The second key shift referenced is the spread of information powered by technology, which means that we as consumers are ever more aware of the reality behind many brands and products, e.g the sweatshops in the Far East making our cheap fashion.

Hesz and Neophytou believe these changes have turned us into guilt-laden penitents with a desire to expiate our sins – penitents looking to governments and corporations to help us do just that.

For this reason, they suggest that those businesses which truly enable us to alleviate guilt will be the success stories going forward. This may be done by delivering genuinely responsible corporate behaviour (the Co-operative is held up as a good example of this), or by enabling us as consumers to actively work at reducing our guilt (airlines offering carbon offsetting being the key approach cited by the book). ‘Hollow’ responsibility messages will fail, creating a ‘Green Gap’ – the distance between what a brand says it will do, and what it truly actions. The book cites Marks & Spencer’s Plan A campaign as an example of such a situation.

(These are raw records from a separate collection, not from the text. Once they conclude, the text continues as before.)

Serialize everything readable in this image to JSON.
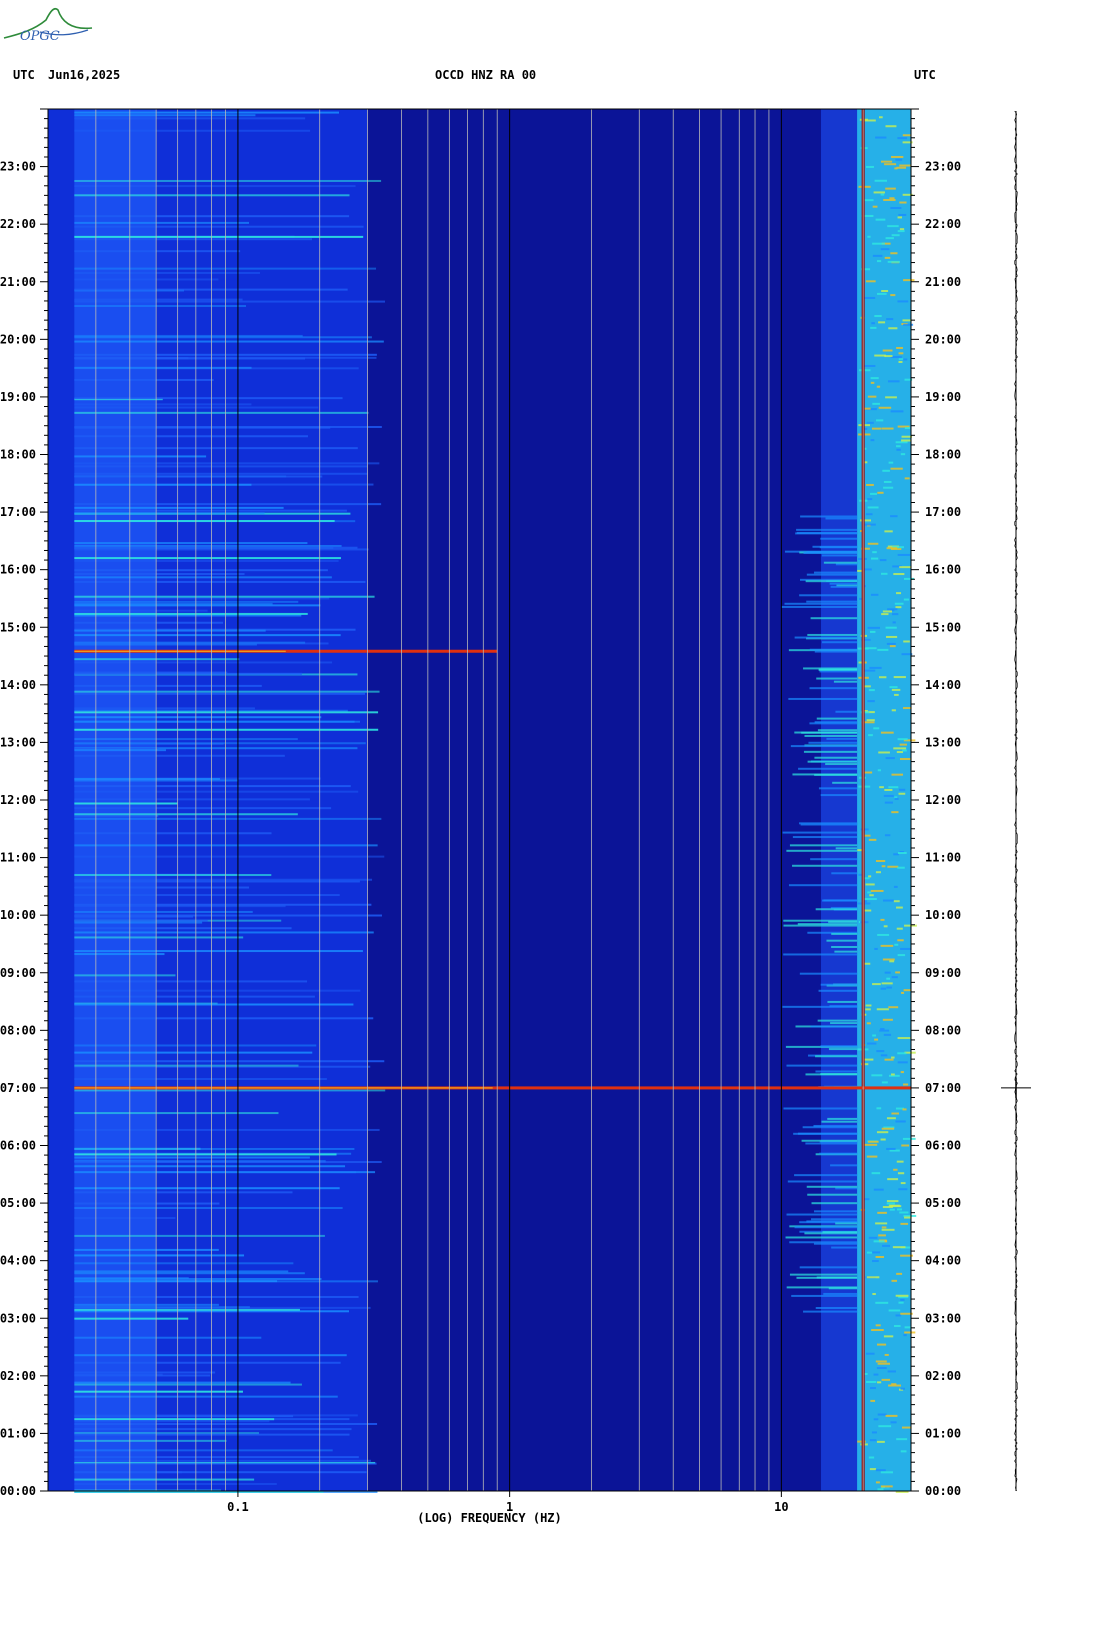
{
  "header": {
    "left_tz": "UTC",
    "date": "Jun16,2025",
    "station": "OCCD HNZ RA 00",
    "right_tz": "UTC"
  },
  "logo": {
    "text": "OPGC"
  },
  "chart_data": {
    "type": "heatmap",
    "title": "OCCD HNZ RA 00",
    "xlabel": "(LOG) FREQUENCY (HZ)",
    "x_scale": "log",
    "xlim": [
      0.02,
      30
    ],
    "x_ticks": [
      0.1,
      1,
      10
    ],
    "x_tick_labels": [
      "0.1",
      "1",
      "10"
    ],
    "y_ticks_hours": [
      0,
      1,
      2,
      3,
      4,
      5,
      6,
      7,
      8,
      9,
      10,
      11,
      12,
      13,
      14,
      15,
      16,
      17,
      18,
      19,
      20,
      21,
      22,
      23
    ],
    "y_tick_labels": [
      "00:00",
      "01:00",
      "02:00",
      "03:00",
      "04:00",
      "05:00",
      "06:00",
      "07:00",
      "08:00",
      "09:00",
      "10:00",
      "11:00",
      "12:00",
      "13:00",
      "14:00",
      "15:00",
      "16:00",
      "17:00",
      "18:00",
      "19:00",
      "20:00",
      "21:00",
      "22:00",
      "23:00"
    ],
    "ylim_hours": [
      0,
      24
    ],
    "grid_frequencies": [
      0.03,
      0.04,
      0.05,
      0.06,
      0.07,
      0.08,
      0.09,
      0.1,
      0.2,
      0.3,
      0.4,
      0.5,
      0.6,
      0.7,
      0.8,
      0.9,
      1,
      2,
      3,
      4,
      5,
      6,
      7,
      8,
      9,
      10,
      20
    ],
    "notable_events": [
      {
        "time_utc": "14:35",
        "freq_range_hz": [
          0.025,
          0.9
        ],
        "note": "strong broadband band"
      },
      {
        "time_utc": "07:00",
        "freq_range_hz": [
          0.025,
          30
        ],
        "note": "strong broadband event"
      }
    ],
    "persistent_line_hz": 20,
    "colormap": [
      "#0a0f8c",
      "#0f2fd8",
      "#1a8cff",
      "#2ee8e0",
      "#c8f050",
      "#f0c020",
      "#e03010",
      "#900808"
    ]
  }
}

Guilt Trip, then, is a wide-ranging review around the evolution of mass communication (and the evolution of the consumer) which contends that fear has long been the most important emotional tool at marketing’s disposal, but has recently been deposed by guilt. This, they suggest, has profound repercussions on how we should approach – and do – mass communication going forward. What the reader will not find within Guilt Trip, though, is a consideration of other powerful emotions which marketing can - and does - make use of. Their emphasis on fear and then guilt does require context, and would benefit from examination of the broader emotional landscape of the consumer – as well as the other emotional tools which the marketer might realistically utilise.